The calculator at says the distance from Phnom Penh, Cambodia, to Bridgewater, Va., is 8,985 miles. It takes an aircraft traveling 550 miles an hour 16 and a half hours to make the flight. Sound will go that far in about 12 hours.

For one Bridgewater College student, though, the journey was much longer (and bigger) than that. Consider:

At the age of 16, Phnom Penh native Molika Sovann had to leave her family and friends, travel to the other side of the world and enroll in an American high school. She spoke very little English and knew no one in this country. The cultural gap was immense. Add to all that her goal of attending and graduating from an American college and you have a voyage of epic proportions.

But Molika, who will graduate from Bridgewater in 2014, surmounted all obstacles facing her and recently added one crowning, personal touch to her triumphs. On July 11, in Harrisonburg, Va., she took the oath that made her a citizen of the United States.

“My parents believed that I could achieve greater things in life and obtain a better higher education if I came to the United States,” Molika said. “I, too, wanted to pursue the American dream, and so I was willing to leave everything and everyone behind.”

Accompanied by her uncle, who was instrumental in getting Molika to the U.S., she made the journey and took up her new life as a student at J.E.B. Stuart High School in Falls Church, Va.

“The first couple of months I was here were really rough,” Molika said. “I missed my parents terribly, and there was a pretty big language gap. I’d learned a little English before coming, but not enough to converse.”

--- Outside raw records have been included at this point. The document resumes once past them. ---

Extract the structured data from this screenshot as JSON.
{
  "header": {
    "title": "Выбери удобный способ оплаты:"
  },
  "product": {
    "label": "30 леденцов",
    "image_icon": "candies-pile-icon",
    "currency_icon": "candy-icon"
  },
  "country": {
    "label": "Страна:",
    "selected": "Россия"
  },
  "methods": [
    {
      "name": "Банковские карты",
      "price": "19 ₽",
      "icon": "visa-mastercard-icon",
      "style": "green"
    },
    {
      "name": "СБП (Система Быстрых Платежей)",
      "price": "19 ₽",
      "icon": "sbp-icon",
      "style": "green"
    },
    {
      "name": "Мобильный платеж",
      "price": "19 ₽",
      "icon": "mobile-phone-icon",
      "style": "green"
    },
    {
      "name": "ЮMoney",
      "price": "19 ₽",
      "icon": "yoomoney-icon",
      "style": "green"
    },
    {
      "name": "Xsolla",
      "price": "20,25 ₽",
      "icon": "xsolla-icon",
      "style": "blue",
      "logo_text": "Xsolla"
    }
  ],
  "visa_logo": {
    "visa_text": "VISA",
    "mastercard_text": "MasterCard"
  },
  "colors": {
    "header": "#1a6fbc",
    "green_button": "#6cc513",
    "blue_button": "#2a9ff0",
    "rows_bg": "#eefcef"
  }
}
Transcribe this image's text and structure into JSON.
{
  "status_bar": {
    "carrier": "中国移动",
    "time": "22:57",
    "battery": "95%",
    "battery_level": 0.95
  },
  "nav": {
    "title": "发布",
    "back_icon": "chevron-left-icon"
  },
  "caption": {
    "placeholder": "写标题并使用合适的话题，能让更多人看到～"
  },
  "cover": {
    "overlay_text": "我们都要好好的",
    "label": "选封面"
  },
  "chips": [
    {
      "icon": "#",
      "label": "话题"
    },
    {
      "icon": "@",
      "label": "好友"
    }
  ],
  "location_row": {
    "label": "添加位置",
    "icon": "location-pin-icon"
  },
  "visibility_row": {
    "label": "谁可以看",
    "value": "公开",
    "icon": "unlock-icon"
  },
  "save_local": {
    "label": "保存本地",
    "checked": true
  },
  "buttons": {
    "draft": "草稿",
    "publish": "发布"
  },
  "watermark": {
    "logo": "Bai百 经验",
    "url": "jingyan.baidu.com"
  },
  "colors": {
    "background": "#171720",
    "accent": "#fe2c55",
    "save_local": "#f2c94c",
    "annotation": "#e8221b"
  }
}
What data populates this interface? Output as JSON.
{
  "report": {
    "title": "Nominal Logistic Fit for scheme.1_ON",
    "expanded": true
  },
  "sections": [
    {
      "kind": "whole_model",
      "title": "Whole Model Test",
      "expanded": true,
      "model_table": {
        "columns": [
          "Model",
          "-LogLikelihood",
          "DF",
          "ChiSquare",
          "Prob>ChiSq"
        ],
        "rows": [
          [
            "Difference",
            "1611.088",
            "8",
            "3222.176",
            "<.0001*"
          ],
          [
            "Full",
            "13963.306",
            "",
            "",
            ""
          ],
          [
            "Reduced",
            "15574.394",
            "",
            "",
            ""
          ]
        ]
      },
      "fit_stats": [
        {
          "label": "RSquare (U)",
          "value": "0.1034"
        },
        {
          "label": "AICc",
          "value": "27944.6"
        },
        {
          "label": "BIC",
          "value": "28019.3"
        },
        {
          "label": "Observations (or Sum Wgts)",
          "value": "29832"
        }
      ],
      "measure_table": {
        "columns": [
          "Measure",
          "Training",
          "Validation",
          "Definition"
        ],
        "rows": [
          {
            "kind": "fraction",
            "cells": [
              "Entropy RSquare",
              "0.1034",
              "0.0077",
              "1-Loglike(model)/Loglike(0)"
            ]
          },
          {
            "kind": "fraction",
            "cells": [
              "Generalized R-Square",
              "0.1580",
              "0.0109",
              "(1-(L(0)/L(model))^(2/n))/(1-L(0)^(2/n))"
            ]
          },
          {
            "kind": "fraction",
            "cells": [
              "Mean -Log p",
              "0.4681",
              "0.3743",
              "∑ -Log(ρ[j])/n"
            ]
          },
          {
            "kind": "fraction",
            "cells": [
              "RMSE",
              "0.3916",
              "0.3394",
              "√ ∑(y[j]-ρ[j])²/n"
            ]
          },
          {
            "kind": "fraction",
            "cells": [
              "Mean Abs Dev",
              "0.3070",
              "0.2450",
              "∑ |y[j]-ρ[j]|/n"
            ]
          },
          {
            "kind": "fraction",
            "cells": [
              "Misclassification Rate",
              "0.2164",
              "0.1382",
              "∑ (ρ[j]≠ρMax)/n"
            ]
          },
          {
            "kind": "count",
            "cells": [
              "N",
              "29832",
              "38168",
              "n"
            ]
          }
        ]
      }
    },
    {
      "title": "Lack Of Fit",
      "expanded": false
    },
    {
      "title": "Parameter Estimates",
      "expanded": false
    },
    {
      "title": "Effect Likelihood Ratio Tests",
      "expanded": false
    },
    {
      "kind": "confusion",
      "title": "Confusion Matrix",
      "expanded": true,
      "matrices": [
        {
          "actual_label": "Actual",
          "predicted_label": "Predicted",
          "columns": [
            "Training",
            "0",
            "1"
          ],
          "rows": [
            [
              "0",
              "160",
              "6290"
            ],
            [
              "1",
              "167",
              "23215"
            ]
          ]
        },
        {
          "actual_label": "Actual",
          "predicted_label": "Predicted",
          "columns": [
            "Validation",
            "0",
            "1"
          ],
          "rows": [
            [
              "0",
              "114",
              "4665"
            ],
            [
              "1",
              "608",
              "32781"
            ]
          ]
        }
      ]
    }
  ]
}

Molika said she really didn’t have a choice. If she didn’t learn the language and bridge the cultural gap, she would fail. So she learned through total immersion, and discovered she was a quick study. Soon, she was successfully competing with her American high-school friends and fitting into her new life nicely.

“Even though the culture was so different from what I grew up with in Cambodia, I liked everything about American life,” Molika said. “It was so free here – we have freedom of speech and religion and association – and the U.S. is made up of people from so many different countries and backgrounds. That is very attractive to me.”

In 2008, Molika participated in Advancement Via Individual Determination (AVID), one of five programs in the Fairfax County public school system designed to help students complete their trajectories toward a college education. She and other students from her high school visited a number of colleges, one of which was Bridgewater.

Molika, who spent the fall semester of her senior year in Japan through BCA Study Abroad, said she would like to eventually live in New York City or Los Angeles.